Vereador que criticou e denunciou policiais do Batalhão de Alegre é condenado pela Justiça


O vereador Nemrod Emerick, o Nirrô (Alegre/PV), que criticou o comando da Polícia Militar de Alegre e denunciou policiais militares do 3º Batalhão de supostamente estarem montando uma máfia do guinho no município, recebeu uma triste notícia. Ele acaba de ser condenado pela Justiça capixaba à suspensão dos direitos políticos por três anos numa ação de improbidade administrativa movida pelo Ministério Público Estadual.

Nesta ação, Nirrô não está sozinho. Foi condenado junto com ele o ex-prefeito de Alegre Djalma da Silva Santos. Ambos foram condenados pela juíza Trícia Navarro Xavier Cabral, da Comarca de Alegre.

De acordo com os autos do processo nº 002080027986, a Ação Civil Pública ajuizada pelo MP pretendia a condenação dos dois políticos nas sanções previstas no artigo 12, inciso III, da Lei 8.429/92, por violação aos princípios da impessoalidade e da moralidade.

Segundo o Ministério Público, no dia 6 de outubro de 2006 uma servidora pública compareceu à Prefeitura Municipal de Alegre para apresentar reclamações contra a diretora de uma escola onde lecionava. Porém, enquanto aguardava ser atendida pelo prefeito Djalma Santos, a servidora foi interpelada pelo vereador Nirrô.

Posteriormente, o vereador encaminhou ofício ao prefeito pedindo a instauração de Processo Administrativo (PAD) contra a servidora “por não estar cumprindo a sua carga horária de trabalho”, o que foi acolhido por Djalma Santos.

Sentindo-se agredida,  a servidora entrou na Justiça com uma Ação de Indenização por Danos Morais contra o vereador Nirrô.  Em novembro de 2006, Nirrô teria convocado a servidora para uma reunião na Câmara Municipal,  em que ficou acordado que o vereador cancelaria o processo administrativo contra a mulher, se ela desistisse da ação de indenização.
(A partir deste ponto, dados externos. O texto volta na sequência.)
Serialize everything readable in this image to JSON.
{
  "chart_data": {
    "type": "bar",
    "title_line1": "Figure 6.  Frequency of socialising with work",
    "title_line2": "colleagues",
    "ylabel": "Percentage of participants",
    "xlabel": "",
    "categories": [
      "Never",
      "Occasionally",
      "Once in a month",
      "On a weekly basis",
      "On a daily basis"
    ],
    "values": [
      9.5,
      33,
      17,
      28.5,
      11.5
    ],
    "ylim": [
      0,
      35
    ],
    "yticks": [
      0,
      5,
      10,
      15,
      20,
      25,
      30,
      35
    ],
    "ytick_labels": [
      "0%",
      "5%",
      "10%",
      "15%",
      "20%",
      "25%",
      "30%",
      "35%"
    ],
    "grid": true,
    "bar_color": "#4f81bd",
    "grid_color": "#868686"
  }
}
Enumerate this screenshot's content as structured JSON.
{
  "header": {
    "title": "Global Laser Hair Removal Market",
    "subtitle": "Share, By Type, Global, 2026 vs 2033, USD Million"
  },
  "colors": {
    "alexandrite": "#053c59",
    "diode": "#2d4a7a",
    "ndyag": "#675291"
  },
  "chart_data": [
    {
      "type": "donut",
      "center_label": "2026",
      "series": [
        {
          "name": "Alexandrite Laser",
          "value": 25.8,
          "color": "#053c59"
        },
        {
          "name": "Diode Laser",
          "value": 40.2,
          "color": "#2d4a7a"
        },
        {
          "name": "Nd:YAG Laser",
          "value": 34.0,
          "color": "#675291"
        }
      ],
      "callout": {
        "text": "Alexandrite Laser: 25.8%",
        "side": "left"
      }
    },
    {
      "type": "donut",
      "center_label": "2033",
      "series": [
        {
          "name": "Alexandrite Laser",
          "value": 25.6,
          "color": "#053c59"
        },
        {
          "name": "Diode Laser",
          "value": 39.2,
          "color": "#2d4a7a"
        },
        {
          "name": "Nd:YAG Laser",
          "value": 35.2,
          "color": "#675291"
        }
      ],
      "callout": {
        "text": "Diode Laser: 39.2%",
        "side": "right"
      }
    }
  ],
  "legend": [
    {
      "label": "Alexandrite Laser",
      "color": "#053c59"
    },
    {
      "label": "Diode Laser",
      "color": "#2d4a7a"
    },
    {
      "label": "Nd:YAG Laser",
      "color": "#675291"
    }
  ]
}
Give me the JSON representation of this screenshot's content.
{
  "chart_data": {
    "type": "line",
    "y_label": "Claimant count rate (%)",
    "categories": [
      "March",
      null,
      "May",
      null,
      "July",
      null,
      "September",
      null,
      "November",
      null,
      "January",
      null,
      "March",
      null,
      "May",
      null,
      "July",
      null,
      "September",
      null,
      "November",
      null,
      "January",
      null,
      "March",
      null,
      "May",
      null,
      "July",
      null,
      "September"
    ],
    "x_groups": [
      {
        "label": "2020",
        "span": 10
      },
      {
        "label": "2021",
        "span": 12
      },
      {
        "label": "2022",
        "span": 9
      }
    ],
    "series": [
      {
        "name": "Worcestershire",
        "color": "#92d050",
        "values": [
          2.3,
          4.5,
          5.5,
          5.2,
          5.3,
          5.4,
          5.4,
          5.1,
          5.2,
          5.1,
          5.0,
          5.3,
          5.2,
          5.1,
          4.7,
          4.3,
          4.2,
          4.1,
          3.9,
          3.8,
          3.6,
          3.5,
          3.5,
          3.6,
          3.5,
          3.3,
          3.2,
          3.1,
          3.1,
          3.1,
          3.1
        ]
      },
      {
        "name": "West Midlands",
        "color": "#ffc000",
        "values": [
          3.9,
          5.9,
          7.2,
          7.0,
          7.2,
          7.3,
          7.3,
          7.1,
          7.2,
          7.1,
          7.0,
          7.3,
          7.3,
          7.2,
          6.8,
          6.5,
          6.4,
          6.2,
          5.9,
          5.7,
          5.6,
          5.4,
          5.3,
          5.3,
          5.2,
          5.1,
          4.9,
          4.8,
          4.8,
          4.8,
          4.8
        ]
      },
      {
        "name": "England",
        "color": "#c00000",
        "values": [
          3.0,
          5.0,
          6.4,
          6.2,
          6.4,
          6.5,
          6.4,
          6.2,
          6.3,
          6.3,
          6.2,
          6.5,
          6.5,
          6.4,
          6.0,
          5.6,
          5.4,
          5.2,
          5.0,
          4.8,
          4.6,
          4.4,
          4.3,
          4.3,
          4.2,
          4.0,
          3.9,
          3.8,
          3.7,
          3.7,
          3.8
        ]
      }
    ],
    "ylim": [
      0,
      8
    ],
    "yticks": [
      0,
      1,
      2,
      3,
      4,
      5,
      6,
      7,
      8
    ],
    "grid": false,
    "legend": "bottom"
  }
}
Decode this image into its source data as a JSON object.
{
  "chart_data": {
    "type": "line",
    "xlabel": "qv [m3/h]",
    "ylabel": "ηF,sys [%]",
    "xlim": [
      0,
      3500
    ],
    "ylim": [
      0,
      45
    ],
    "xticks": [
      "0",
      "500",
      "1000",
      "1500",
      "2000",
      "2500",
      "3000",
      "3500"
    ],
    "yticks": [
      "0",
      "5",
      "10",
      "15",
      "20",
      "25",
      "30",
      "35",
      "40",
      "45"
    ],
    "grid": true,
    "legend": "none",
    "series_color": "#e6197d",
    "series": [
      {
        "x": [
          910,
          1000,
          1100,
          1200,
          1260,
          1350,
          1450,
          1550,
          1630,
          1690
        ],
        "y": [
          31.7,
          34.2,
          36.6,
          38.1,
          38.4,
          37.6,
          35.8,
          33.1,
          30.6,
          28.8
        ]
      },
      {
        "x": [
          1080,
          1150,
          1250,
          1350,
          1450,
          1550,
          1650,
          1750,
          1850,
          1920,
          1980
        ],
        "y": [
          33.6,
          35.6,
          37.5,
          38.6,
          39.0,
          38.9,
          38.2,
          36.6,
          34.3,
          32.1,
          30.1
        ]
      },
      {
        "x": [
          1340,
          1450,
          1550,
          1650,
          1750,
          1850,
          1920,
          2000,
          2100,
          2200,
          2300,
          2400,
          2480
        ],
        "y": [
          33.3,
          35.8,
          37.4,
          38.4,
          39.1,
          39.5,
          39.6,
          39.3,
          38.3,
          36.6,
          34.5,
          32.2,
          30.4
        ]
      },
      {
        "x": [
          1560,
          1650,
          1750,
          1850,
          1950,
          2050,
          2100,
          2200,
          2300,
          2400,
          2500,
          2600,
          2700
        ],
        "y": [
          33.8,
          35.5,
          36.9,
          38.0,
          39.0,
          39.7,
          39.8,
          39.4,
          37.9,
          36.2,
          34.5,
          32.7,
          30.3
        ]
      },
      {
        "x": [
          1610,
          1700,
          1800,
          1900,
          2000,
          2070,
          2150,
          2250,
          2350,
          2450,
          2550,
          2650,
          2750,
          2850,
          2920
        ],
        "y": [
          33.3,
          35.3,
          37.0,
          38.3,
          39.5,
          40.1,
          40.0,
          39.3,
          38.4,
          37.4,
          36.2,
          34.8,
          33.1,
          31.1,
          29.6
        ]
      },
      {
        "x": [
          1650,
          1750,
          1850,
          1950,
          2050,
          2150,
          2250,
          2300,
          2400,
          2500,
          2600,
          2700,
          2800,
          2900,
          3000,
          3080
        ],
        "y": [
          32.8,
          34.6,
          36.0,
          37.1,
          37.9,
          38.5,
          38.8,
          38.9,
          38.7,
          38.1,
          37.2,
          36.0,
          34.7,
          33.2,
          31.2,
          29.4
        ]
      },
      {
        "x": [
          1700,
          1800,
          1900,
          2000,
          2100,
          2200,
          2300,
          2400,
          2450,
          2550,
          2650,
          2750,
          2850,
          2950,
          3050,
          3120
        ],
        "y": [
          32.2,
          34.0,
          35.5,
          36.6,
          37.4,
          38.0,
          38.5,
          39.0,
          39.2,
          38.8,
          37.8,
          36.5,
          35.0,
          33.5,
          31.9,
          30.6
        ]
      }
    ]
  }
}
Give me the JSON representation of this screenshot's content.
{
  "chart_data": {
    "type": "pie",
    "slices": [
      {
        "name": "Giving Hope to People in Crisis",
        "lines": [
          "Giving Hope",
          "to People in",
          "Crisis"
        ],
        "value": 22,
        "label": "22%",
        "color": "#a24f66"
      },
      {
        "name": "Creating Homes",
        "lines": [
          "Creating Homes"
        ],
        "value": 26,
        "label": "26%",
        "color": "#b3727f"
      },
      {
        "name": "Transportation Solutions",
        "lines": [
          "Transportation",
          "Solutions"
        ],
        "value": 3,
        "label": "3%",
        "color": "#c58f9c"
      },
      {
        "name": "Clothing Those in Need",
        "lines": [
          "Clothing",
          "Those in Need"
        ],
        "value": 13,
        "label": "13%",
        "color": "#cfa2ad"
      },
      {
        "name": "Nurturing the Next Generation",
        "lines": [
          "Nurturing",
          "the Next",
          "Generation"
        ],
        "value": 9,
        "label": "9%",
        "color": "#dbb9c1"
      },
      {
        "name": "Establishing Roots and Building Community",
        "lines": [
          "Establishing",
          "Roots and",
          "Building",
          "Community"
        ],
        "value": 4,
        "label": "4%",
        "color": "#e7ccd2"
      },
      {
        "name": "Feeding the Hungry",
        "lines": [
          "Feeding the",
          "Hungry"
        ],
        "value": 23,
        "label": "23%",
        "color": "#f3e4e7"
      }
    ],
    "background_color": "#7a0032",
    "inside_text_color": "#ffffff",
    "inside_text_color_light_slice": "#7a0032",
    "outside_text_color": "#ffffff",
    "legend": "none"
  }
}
Ainda na sentença, a juíza Trícia Navarro Cabral lembra que, em sua denúncia, o Ministério Público ressalta que Nirrô solicitou, verbalmente, ao então prefeito Djalma o encerramento do PAD contra a servidora. Porém, como ela manteve o efetivo ajuizamento da Ação de Indenização, o vereador fez nova solicitação ao prefeito para que promovesse a reabertura do Processo Administrativo, o que foi acolhido por Djalma Santos.

“O PAD resultou na pena de repreensão da servidora não pela ausência de trabalho, mas pela falta de cumprimento de seus deveres éticos”, fala a denúncia.

Desta forma, considerando que as portarias para abertura do PAD não tiveram como fundamento a preservação de interesse público, “mas sim manifesto interesse particular”, foi pedida a condenação dos dois acusados: o vereador Nirrô e o ex-prefeito Djalma.

Além de condenar os dois à perda dos direitos políticos, a juíza Trícia Navarro Cabral proíbe Nirrô e Djalma de contratarem com o Poder Público e de receber benefícios ou incentivos fiscais de pessoa jurídica da qual sejam sócios majoritários, pelo prazo de três anos.

O vereador já recorreu da decisão de primeira instância junto ao Tribunal de Justiça. Mesmo que  o TJES mantenha a decisão, ele fica no cargo até o fim do mandato, em dezembro deste ano. Porém, nos próximos três anos, não poderá mais se candidatar caso seja derrotado no recurso.